Es bien sabido que la historia suele ser la que cuentan los vencedores, pero los caídos en desgracia, aunque callen, también tejen un relato; sus silencios son indicativos de algo más. ¿Cuál es entonces la relación entre la historia y el silencio?, se pregunta Felman. Respuesta: “en una filosofía de la historia que se centra (consciente o inconscientemente) en el poder, a los que no tienen poder (los perseguidos) se les priva constitutivamente de tener voz. Puesto que la historia oficial se basa en la perspectiva del victorioso, la voz con la que se pronuncia con autoridad es una voz ensordecedora; no nos permite darnos cuenta de que todavía queda en la historia una reivindicación, un discurso que no oímos”.
Es ese silencio el que Uribe y De Gamboa pretenden escuchar por parte de quienes viven no solo la realidad colombiana, sino la de otras latitudes; y ese es el poder que los distintos autores les conceden a los silentes. Ana María Ochoa, música de formación, se sumerge en el silencio estridente de los prisioneros en calabozos de aislamiento en Estados Unidos y América Latina, sin ningún contacto humano ni acceso a la luz natural como en el que estuvo confinado el expresidente uruguayo Pepe Mujica; celdas que por sí solas constituyen un régimen de tortura que lleva a los reclusos a estados extremos de aniquilamiento.
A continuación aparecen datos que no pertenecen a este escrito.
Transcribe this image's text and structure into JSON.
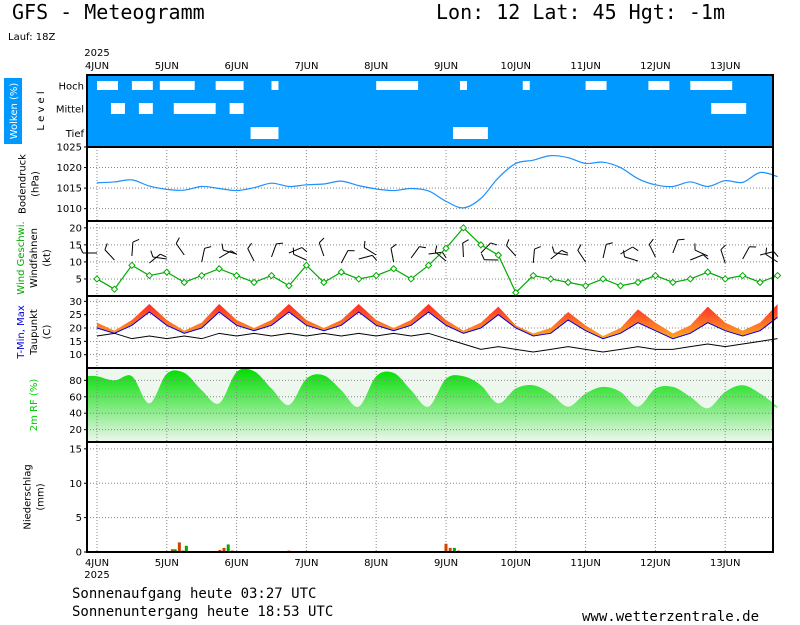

Entre tanto, el sociólogo Rigoberto Reyes acoge el acallamiento en el que han caído pequeñas comunidades rurales o semiurbanas del México contemporáneo, ante el azote de organizaciones criminales, que han alterado por completo la cotidianidad y configurado en la población nuevos estados y definiciones del silencio. En esa misma vía expone su pensamiento Mauricio Pilatowsky, un filósofo e historiador para quien dentro de la violencia mexicana se ocultan no solo intereses políticos sino actores que teóricamente representan la ley pero que se mimetizan en el crimen organizado; adicionalmente, él considera que la colonización y la conquista españolas fueron procesos que construyeron una “empresa” violenta del terror que a la postre terminó legitimando acciones, comportamientos y lenguajes hostiles muy arraigados en la cultura mexicana.
“En 2016, cuando el país estaba sumido en el punto más álgido de la polarización que generó este proceso, y los lenguajes de guerra y paz integraron todo, pensamos en abordar el silencio como vía alterna de esa otra historia que no se cuenta”, señala la antropóloga e historiadora María Victoria Uribe.
No muy distante de esas realidades, la filósofa Ángela Uribe analiza los alcances, límites y características del perdón ofrecido por Jorge Iván Laverde, alias El Iguano, miembro de las extintas Autodefensas Unidas de Colombia a sus víctimas. Por obtener los beneficios de la Ley de Justicia y Paz, él pide perdón en un acto público y sin asomo de contrición alguna a los familiares de cerca de 4.000 personas que resultaron ser sus víctimas; en este caso, según la filósofa, El Iguano ha debido callar, pues su silencio tendría, al menos, un poco más de sentido. Por su parte, el filósofo Wolfang Heurer habla del enmudecimiento paralizante de los alemanes tras el horror del nazismo y cómo décadas después surgieron movimientos literarios y periodísticos que pretendían recuperar el lenguaje y la memoria. La filósofa María del Rosario Acosta hace un análisis netamente filosófico acerca de los retos lingüísticos que las experiencias traumáticas plantean, proponiendo la necesidad de una gramática del silencio. A esa idea se suma el también filósofo Carlos Thibeaut, quien reflexiona sobre varios tipos de silencio, tanto positivos como negativos, siendo estos últimos derivados del daño ocasionado por otros y frente a los cuales no solo se requieren palabras para abordarlos y conceptualizarlos, también acciones de parte de instituciones y grupos humanos que deben reaccionar ante ellos, no ignorarlos.